This project includes an end to end solution of the kaggle competition, TalkingData AdTracking Fraud Detection Challenge. The goal is to predict if a click will lead to download given a set of attributes.
- Go to your projects and create python3 as our virtual environment.
pip install virtualenv
virtualenv --python=path/to/your/python3_file python3_env
source python3_env/bin/activate
- If you are using conda:
conda create -n py35 python=3.5 anaconda
source
- Install all of required dependencies. (Make sure to update requirements.txt timely.)
pip install -r requirements.txt
Two main categories of features were computed on both train and test, time delta and aggregaton features. Time delta features are features related to time, for example the timestamp an IP address last seen given a time window of 24 hours. And aggregation features are the frequency of a feature or a set of features.
The intuition behind these two main categories of features is that they serve as indications of fraudulent behavior. Fraudsters here are defined as clicks done by bot or human repeatedly to scam for money while has no intention to download the mobile app. For example, given a particular IP address, if the time between clicks is very short, then it might indicates this clicks done by this IP address possibly could be fraudulent. Using common sense, a user who is interested in this app will take some time to explore. It is doubtful for this user to click on the same ad or a different ad within seconds.

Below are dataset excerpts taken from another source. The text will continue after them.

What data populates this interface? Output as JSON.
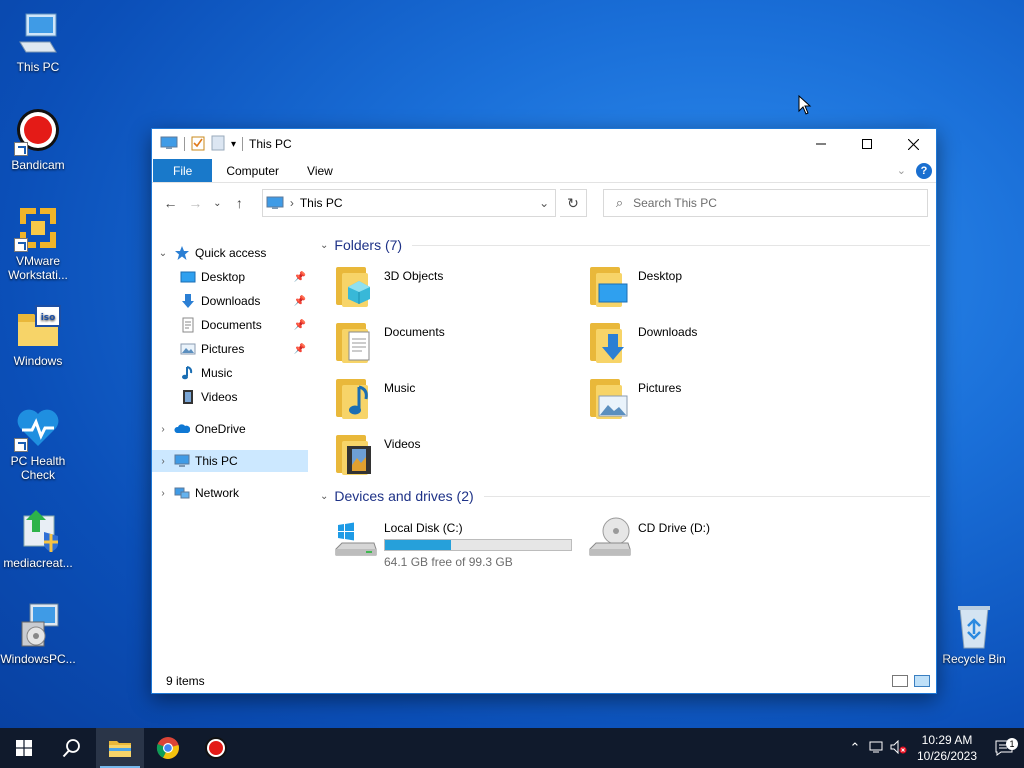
{
  "desktop": {
    "icons": [
      {
        "label": "This PC"
      },
      {
        "label": "Bandicam"
      },
      {
        "label": "VMware Workstati..."
      },
      {
        "label": "Windows"
      },
      {
        "label": "PC Health Check"
      },
      {
        "label": "mediacreat..."
      },
      {
        "label": "WindowsPC..."
      },
      {
        "label": "Recycle Bin"
      }
    ]
  },
  "window": {
    "title": "This PC",
    "ribbon_tabs": [
      "File",
      "Computer",
      "View"
    ],
    "address": {
      "location": "This PC"
    },
    "search": {
      "placeholder": "Search This PC"
    }
  },
  "navpane": {
    "quick_access": "Quick access",
    "quick_items": [
      "Desktop",
      "Downloads",
      "Documents",
      "Pictures",
      "Music",
      "Videos"
    ],
    "onedrive": "OneDrive",
    "this_pc": "This PC",
    "network": "Network"
  },
  "content": {
    "folders_header": "Folders (7)",
    "folders": [
      "3D Objects",
      "Desktop",
      "Documents",
      "Downloads",
      "Music",
      "Pictures",
      "Videos"
    ],
    "drives_header": "Devices and drives (2)",
    "drives": [
      {
        "name": "Local Disk (C:)",
        "free_text": "64.1 GB free of 99.3 GB",
        "used_fraction": 0.355
      },
      {
        "name": "CD Drive (D:)"
      }
    ]
  },
  "statusbar": {
    "items": "9 items"
  },
  "taskbar": {
    "time": "10:29 AM",
    "date": "10/26/2023",
    "notification_count": "1"
  },
  "colors": {
    "accent": "#1979ca",
    "selection": "#cce8ff",
    "group_header": "#1e3287",
    "drive_fill": "#26a0da",
    "taskbar": "#101a2c"
  }
}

For modeling only LightGBM is used.
- size of data
- given features were too generic
To overcome these two obstacles, I implemented the following methodologies:
- Hashing unique combination of features
- applying map reduce to data aggregation
When calculating time delta features such as time last seen and first seen given a time window for unique combinations of features, hashing the combination then, going through the data once is enough to generate these features. We first construct a dictionary-like object, store all hashed unique combinations and its timestamp. Then, we update the target timestamp for each unique combination as the function goes through the entire dataset. This method avoids using aggregation function such as group by or analytical functions which saved a lot of memory and time. Implementation of this hashing trick is possible because the original dataset is ordered with the respect to time.
When generating aggregation features such as the count of IP address, device, channel or any combination of these features, we applied the concept map reduce. For example, we first segregate the entire dataset into batches, calculate the count of a unique IP address on each batch, then aggregate all batches to calculate the count of IP address again. This method avoids using aggregation function on the entire dataset which was much more time efficient.